The park houses several memorials, and several museums. A very pretty part of the park is the Children's Peace Monument. At this monument are boxes filled with origami cranes, and other creations, all of paper, all made by school children all over the world.
The Peace Memorial Museum is very good. It tells the history of Hiroshima, particularly beginning in the 19th Century. Because of its location, Hiroshima was always a military town. This is one of the reasons it was selected as a target for the bomb. Also because it was believed, falsely, that there were no POWs there -- did you know there were both American and Korean POWs at Hiroshima? The museum documents in great detail the life in Hiroshima before and after the bomb. One of the reasons there are so much eye-witness accounts of the bomb by children is because older kids were pulled out of school to work in building or dismantling structures to be used by the military. The museum documents the continued worldwide construction of nuclear weapons. A great focus of the museum, and indeed of the whole park, is towards the goal of peace, and the destruction of all nuclear weapons. There is the Flame of Peace that will be kept burning until the last weapon is gone... Here I am ringing the Peace Bell.

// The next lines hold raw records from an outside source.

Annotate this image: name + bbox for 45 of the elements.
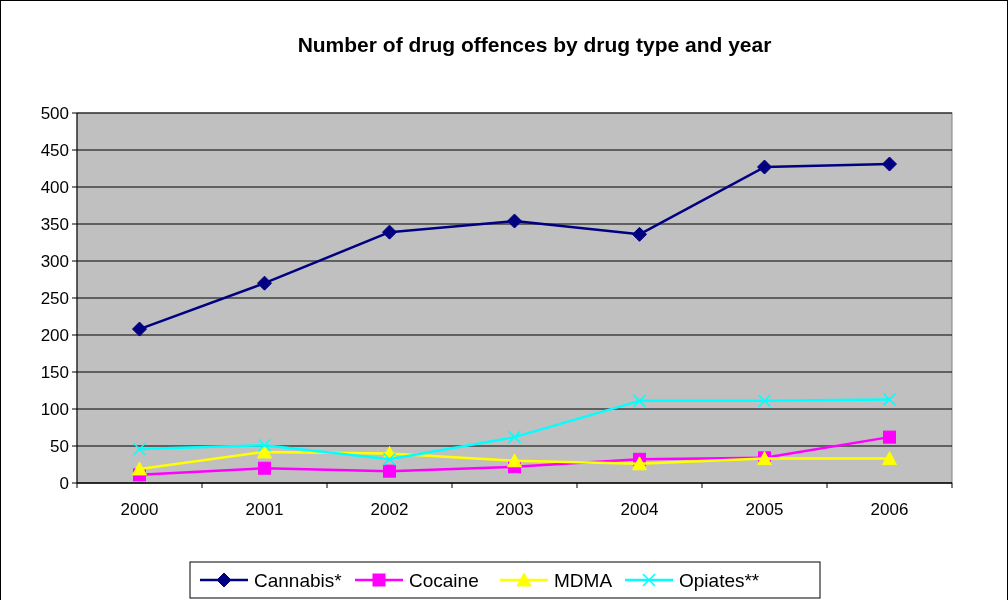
y-tick-label: 50 bbox=[50, 436, 69, 456]
x-tick-label: 2006 bbox=[870, 500, 909, 519]
y-tick-label: 300 bbox=[40, 251, 69, 271]
point bbox=[132, 442, 147, 456]
x-tick-label: 2005 bbox=[745, 500, 784, 519]
y-tick-label: 100 bbox=[40, 399, 69, 419]
point bbox=[882, 451, 897, 466]
y-tick-label: 400 bbox=[40, 177, 69, 197]
y-tick-label: 0 bbox=[59, 473, 69, 493]
legend-label: Opiates** bbox=[679, 569, 760, 591]
point bbox=[507, 430, 522, 444]
point bbox=[632, 226, 647, 242]
x-tick-label: 2003 bbox=[495, 500, 534, 519]
legend-label: Cocaine bbox=[409, 569, 479, 591]
point bbox=[258, 461, 271, 475]
point bbox=[257, 444, 272, 459]
y-tick-label: 500 bbox=[40, 103, 69, 123]
point bbox=[883, 430, 896, 444]
legend-label: MDMA bbox=[554, 569, 613, 591]
x-tick-label: 2002 bbox=[370, 500, 409, 519]
point bbox=[757, 159, 772, 175]
point bbox=[257, 275, 272, 291]
chart-title: Number of drug offences by drug type and year bbox=[297, 33, 772, 56]
point bbox=[382, 452, 397, 467]
point bbox=[757, 394, 772, 408]
x-tick-label: 2000 bbox=[120, 500, 159, 519]
legend-label: Cannabis* bbox=[254, 569, 343, 591]
point bbox=[882, 156, 897, 172]
point bbox=[882, 392, 897, 407]
point bbox=[383, 464, 396, 478]
y-tick-label: 150 bbox=[40, 362, 69, 382]
y-tick-label: 250 bbox=[40, 288, 69, 308]
y-tick-label: 450 bbox=[40, 140, 69, 160]
point bbox=[507, 453, 522, 468]
x-tick-label: 2001 bbox=[245, 500, 284, 519]
point bbox=[632, 456, 647, 471]
point bbox=[132, 461, 147, 476]
y-tick-label: 350 bbox=[40, 214, 69, 234]
y-tick-label: 200 bbox=[40, 325, 69, 345]
point bbox=[632, 394, 647, 408]
point bbox=[257, 438, 272, 453]
point bbox=[507, 213, 522, 229]
point bbox=[132, 321, 147, 337]
x-tick-label: 2004 bbox=[620, 500, 659, 519]
point bbox=[382, 224, 397, 240]
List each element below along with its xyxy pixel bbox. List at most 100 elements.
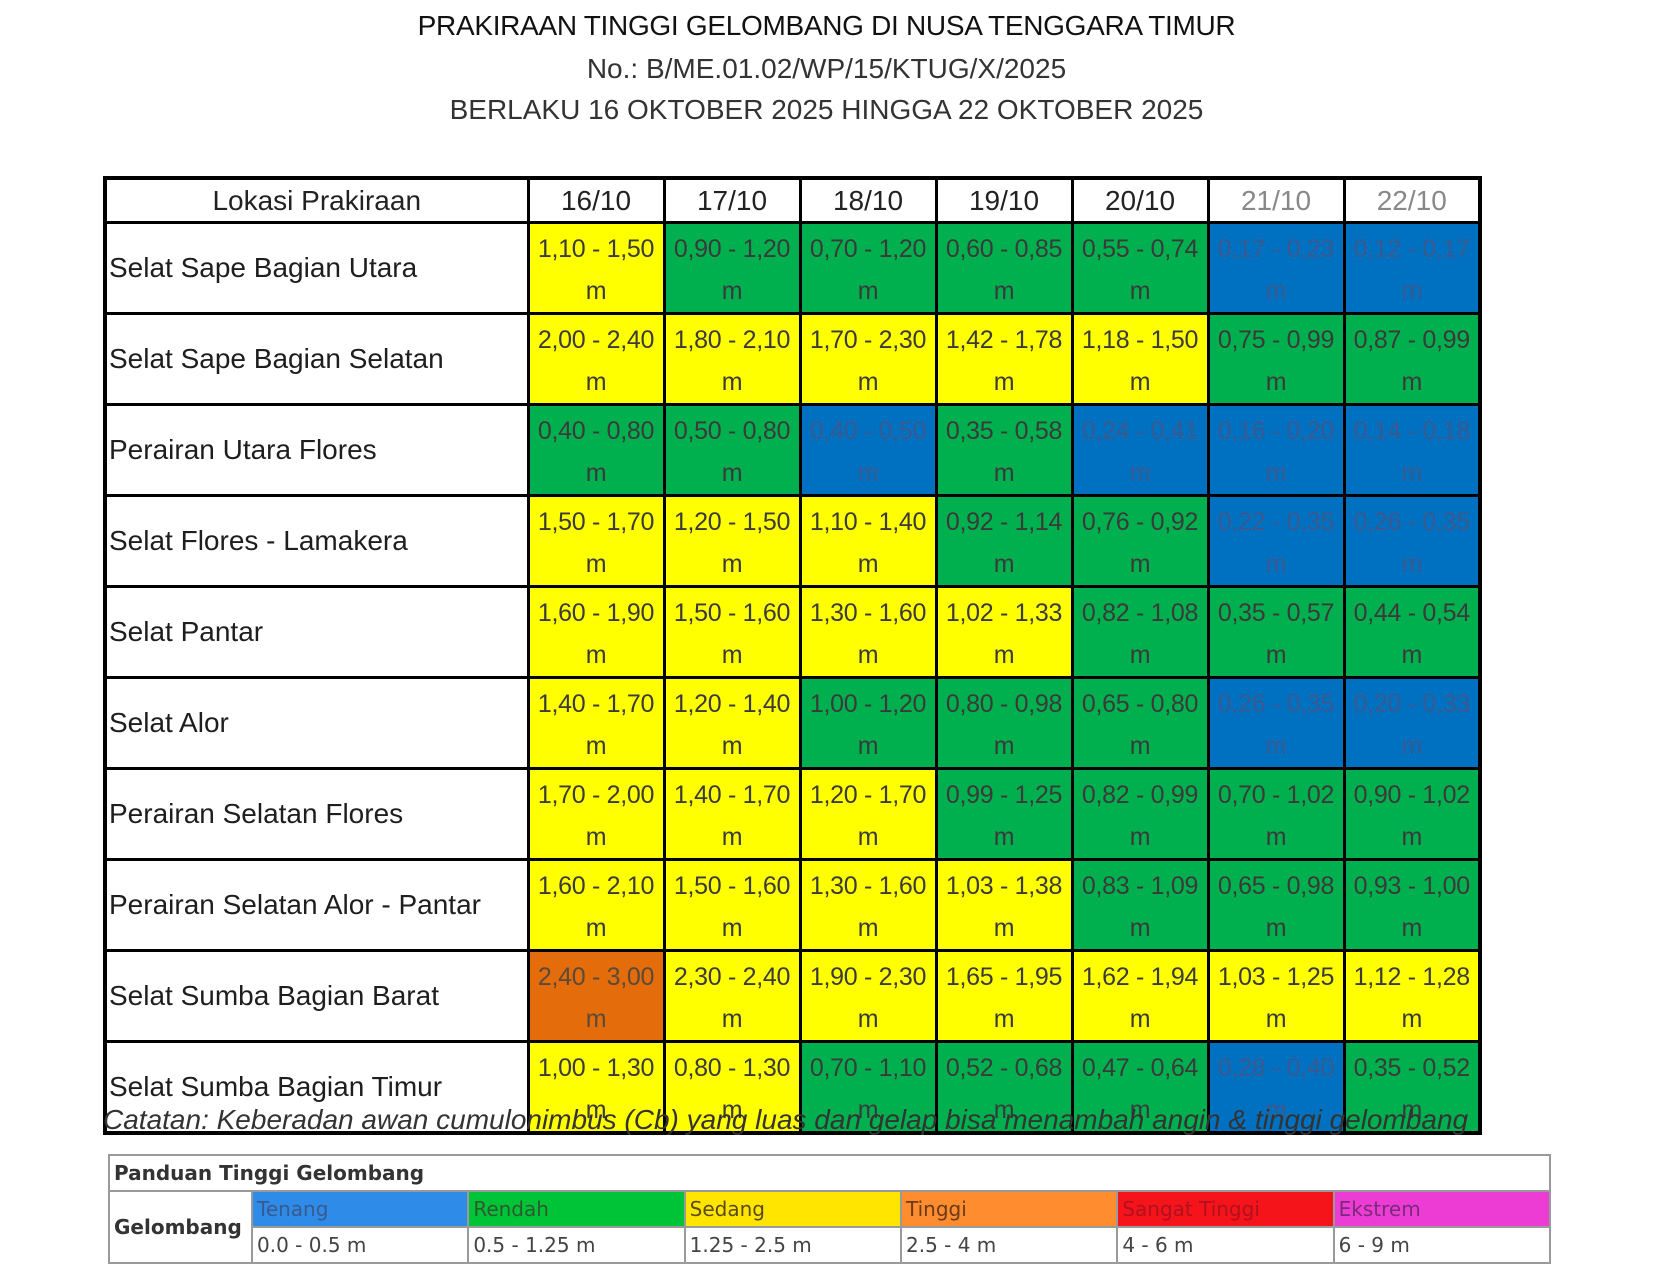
wave-height-range: 1,12 - 1,28 [1353, 963, 1471, 991]
wave-height-range: 0,35 - 0,57 [1217, 599, 1335, 627]
table-row: Perairan Selatan Alor - Pantar 1,60 - 2,1… [103, 858, 1482, 952]
wave-height-range: 1,20 - 1,40 [673, 690, 791, 718]
validity-period: BERLAKU 16 OKTOBER 2025 HINGGA 22 OKTOBE… [449, 94, 1204, 125]
wave-height-cell: 2,30 - 2,40 m [662, 949, 802, 1043]
wave-height-unit: m [721, 1005, 743, 1033]
wave-height-unit: m [993, 823, 1015, 851]
wave-height-range: 0,65 - 0,80 [1081, 690, 1199, 718]
wave-height-unit: m [1265, 550, 1287, 578]
wave-height-unit: m [721, 914, 743, 942]
wave-height-cell: 0,83 - 1,09 m [1070, 858, 1210, 952]
wave-height-range: 1,40 - 1,70 [537, 690, 655, 718]
wave-height-unit: m [1129, 1005, 1151, 1033]
wave-height-range: 1,70 - 2,00 [537, 781, 655, 809]
wave-height-cell: 1,50 - 1,70 m [526, 494, 666, 588]
date-header: 19/10 [934, 176, 1074, 224]
wave-height-range: 2,00 - 2,40 [537, 326, 655, 354]
wave-height-cell: 0,12 - 0,17 m [1342, 221, 1482, 315]
wave-height-unit: m [857, 641, 879, 669]
wave-height-unit: m [993, 641, 1015, 669]
wave-height-range: 0,75 - 0,99 [1217, 326, 1335, 354]
wave-height-unit: m [1401, 732, 1423, 760]
wave-height-unit: m [1129, 732, 1151, 760]
wave-forecast-table: Lokasi Prakiraan 16/10 17/10 18/10 19/10… [103, 176, 1482, 1135]
wave-height-unit: m [585, 550, 607, 578]
forecast-title: PRAKIRAAN TINGGI GELOMBANG DI NUSA TENGG… [417, 10, 1236, 41]
wave-height-range: 1,20 - 1,70 [809, 781, 927, 809]
wave-height-cell: 0,80 - 0,98 m [934, 676, 1074, 770]
wave-height-cell: 1,60 - 2,10 m [526, 858, 666, 952]
wave-height-range: 1,90 - 2,30 [809, 963, 927, 991]
wave-height-range: 0,76 - 0,92 [1081, 508, 1199, 536]
wave-height-cell: 1,18 - 1,50 m [1070, 312, 1210, 406]
location-name: Perairan Selatan Alor - Pantar [103, 858, 530, 952]
wave-height-unit: m [993, 368, 1015, 396]
wave-height-cell: 0,35 - 0,52 m [1342, 1040, 1482, 1135]
wave-height-unit: m [721, 459, 743, 487]
wave-height-range: 0,50 - 0,80 [673, 417, 791, 445]
date-header: 18/10 [798, 176, 938, 224]
wave-height-range: 0,65 - 0,98 [1217, 872, 1335, 900]
wave-height-unit: m [1129, 368, 1151, 396]
wave-height-range: 0,80 - 1,30 [673, 1054, 791, 1082]
wave-height-cell: 2,00 - 2,40 m [526, 312, 666, 406]
wave-height-unit: m [1265, 823, 1287, 851]
wave-height-range: 0,92 - 1,14 [945, 508, 1063, 536]
wave-height-cell: 0,75 - 0,99 m [1206, 312, 1346, 406]
wave-height-unit: m [721, 1096, 743, 1124]
wave-height-unit: m [1129, 914, 1151, 942]
legend-title: Panduan Tinggi Gelombang [108, 1154, 1551, 1192]
wave-height-range: 0,40 - 0,50 [809, 417, 927, 445]
wave-height-unit: m [721, 277, 743, 305]
wave-height-unit: m [857, 1005, 879, 1033]
wave-height-cell: 1,70 - 2,30 m [798, 312, 938, 406]
wave-height-unit: m [585, 1096, 607, 1124]
wave-height-unit: m [585, 1005, 607, 1033]
legend-row-label: Gelombang [108, 1190, 253, 1264]
wave-height-range: 1,03 - 1,25 [1217, 963, 1335, 991]
table-row: Selat Flores - Lamakera 1,50 - 1,70 m 1,20 … [103, 494, 1482, 588]
wave-height-range: 0,87 - 0,99 [1353, 326, 1471, 354]
wave-height-cell: 1,20 - 1,70 m [798, 767, 938, 861]
wave-height-unit: m [1401, 459, 1423, 487]
legend-category-tinggi: Tinggi [899, 1190, 1119, 1228]
wave-height-unit: m [721, 823, 743, 851]
date-header: 21/10 [1206, 176, 1346, 224]
date-header: 22/10 [1342, 176, 1482, 224]
legend-category-rendah: Rendah [467, 1190, 686, 1228]
wave-height-unit: m [1265, 277, 1287, 305]
wave-height-unit: m [585, 368, 607, 396]
wave-height-unit: m [993, 277, 1015, 305]
wave-height-cell: 0,65 - 0,80 m [1070, 676, 1210, 770]
wave-height-cell: 0,28 - 0,40 m [1206, 1040, 1346, 1135]
wave-height-cell: 0,26 - 0,35 m [1206, 676, 1346, 770]
wave-height-unit: m [585, 914, 607, 942]
wave-height-unit: m [1265, 732, 1287, 760]
wave-height-cell: 0,70 - 1,02 m [1206, 767, 1346, 861]
wave-height-range: 0,93 - 1,00 [1353, 872, 1471, 900]
wave-height-cell: 1,50 - 1,60 m [662, 858, 802, 952]
table-row: Selat Sumba Bagian Timur 1,00 - 1,30 m 0,80… [103, 1040, 1482, 1135]
wave-height-unit: m [721, 641, 743, 669]
wave-height-range: 1,50 - 1,60 [673, 872, 791, 900]
location-name: Selat Sape Bagian Utara [103, 221, 530, 315]
wave-height-cell: 1,10 - 1,40 m [798, 494, 938, 588]
wave-height-range: 0,16 - 0,20 [1217, 417, 1335, 445]
wave-height-cell: 0,82 - 1,08 m [1070, 585, 1210, 679]
wave-height-unit: m [1129, 277, 1151, 305]
wave-height-range: 0,44 - 0,54 [1353, 599, 1471, 627]
legend-range: 4 - 6 m [1116, 1226, 1335, 1264]
wave-height-unit: m [721, 368, 743, 396]
wave-height-cell: 1,80 - 2,10 m [662, 312, 802, 406]
wave-height-cell: 2,40 - 3,00 m [526, 949, 666, 1043]
date-header: 17/10 [662, 176, 802, 224]
table-row: Perairan Selatan Flores 1,70 - 2,00 m 1,40 … [103, 767, 1482, 861]
wave-height-cell: 1,42 - 1,78 m [934, 312, 1074, 406]
wave-height-range: 0,26 - 0,35 [1217, 690, 1335, 718]
wave-height-cell: 0,14 - 0,18 m [1342, 403, 1482, 497]
wave-height-cell: 0,99 - 1,25 m [934, 767, 1074, 861]
wave-height-unit: m [1401, 550, 1423, 578]
wave-height-cell: 1,30 - 1,60 m [798, 858, 938, 952]
wave-height-range: 0,99 - 1,25 [945, 781, 1063, 809]
table-row: Selat Alor 1,40 - 1,70 m 1,20 - 1,40 m 1,00 -… [103, 676, 1482, 770]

Other than the Peace Memorial Park, and the baseball stadium where the very popular Carp play, there isn't a whole lot to Hiroshima, although I welcome corrections on this. For example, here's the view from our hotel window. This was the only truly Western style hotel we stayed in. Pretty non-descript hotel, and view.There was a large shopping district in the middle of town. We ate in an 'Italian' restaurant, where there were plastic models of the food, like pasta, in the window, just like all the other restaurants. This is another one of those really wide sidewalks. I love those!
This is my favorite picture from our whole trip. Alan took this from the Aioi-bashi bridge, looking at the A-bomb Dome and the twilight sky of Hiroshima.